Using reverse genetics, complementation analyses, and cell biological approaches with the moss Physcomitrella patens, I assessed the in vivo function of two actin turnover proteins: actin depolymerizing factor (ADF) and its binding partner actin interacting protein 1 (AIP1). My studies identify a single ADF and AIP1 in moss. Loss-of-function analyses reveal that ADF is essential for viability, and AIP1 is required to promote normal tip cell expansion. AIP1 and ADF are diffusely cytosolic proteins that function in a common genetic pathway to promote tip growth. Specifically, ADF can partially compensate for loss of AIP1, and AIP1 requires ADF for function. Consistent with a role in actin turnover, AIP1 knockout lines and plants silencing ADF accumulate F-actin bundles along the cortex. Quantitative analysis of time-lapse F-actin movies demonstrates that AIP1 promotes and ADF is essential for cortical F-actin dynamics. The development of a complementation assay permitted dissection of the physiological relevance of regulatory mechanisms that control ADF activity. Mutant complementation analyses reveal that phosphoregulation of ADF at a conserved, N-terminal serine is important for in vivo function. Phosphomimetic ADF mutants have severe tip growth defects, but remain viable, demonstrating that ADF is critical for tip growth. A gain-of-function ADF mutant with enhanced affinity for phosphatidylinositol 4,5-bisphosphate has minor defects in tip growth, suggesting that this phospholipid regulates ADF activity in vivo. Complementation analyses with ADF/cofilin proteins from other organisms reveal that moss ADF is functionally conserved with some, but not all ADF/cofilins.

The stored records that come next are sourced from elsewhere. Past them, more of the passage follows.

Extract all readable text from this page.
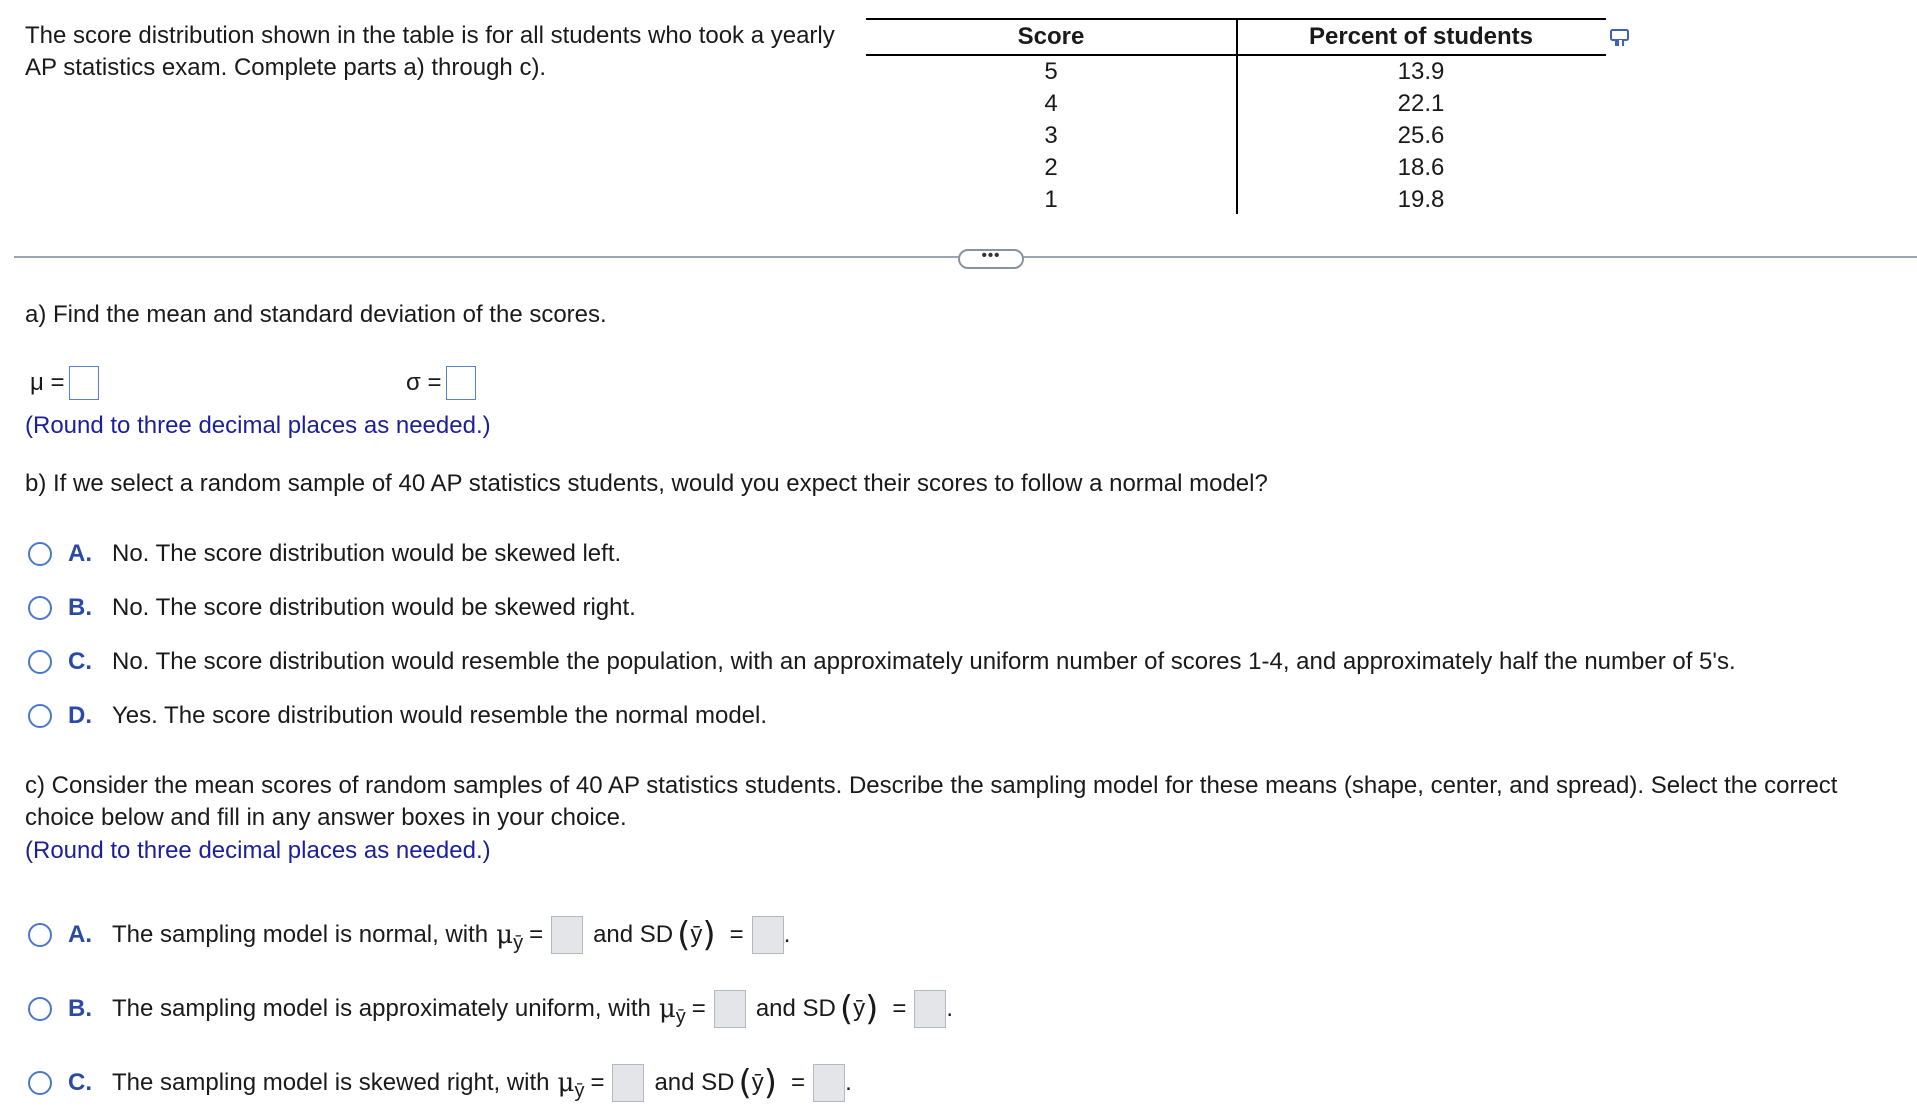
The score distribution shown in the table is for all students who took a yearly AP statistics exam. Complete parts a) through c).
Score	Percent of students
5	13.9
4	22.1
3	25.6
2	18.6
1	19.8
•••
a) Find the mean and standard deviation of the scores.
μ =	σ =
(Round to three decimal places as needed.)
b) If we select a random sample of 40 AP statistics students, would you expect their scores to follow a normal model?
A. No. The score distribution would be skewed left.
B. No. The score distribution would be skewed right.
C. No. The score distribution would resemble the population, with an approximately uniform number of scores 1-4, and approximately half the number of 5's.
D. Yes. The score distribution would resemble the normal model.
c) Consider the mean scores of random samples of 40 AP statistics students. Describe the sampling model for these means (shape, center, and spread). Select the correct choice below and fill in any answer boxes in your choice.
(Round to three decimal places as needed.)
A. The sampling model is normal, with μ ȳ = and SD ( ȳ ) = .
B. The sampling model is approximately uniform, with μ ȳ = and SD ( ȳ ) = .
C. The sampling model is skewed right, with μ ȳ = and SD ( ȳ ) = .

Interestingly, rescue is inversely proportional to pH-sensitivity, suggesting that pH-insensitive ADF activity is important for tip growth in moss. The complementation analysis has also facilitated the identification of two temperature-sensitive mutants in moss ADF. These temperature sensitive mutants, together with the AIP1 knockout lines, will be instrumental for identifying cellular processes in plants that require actin dynamics - an open question in plant biology.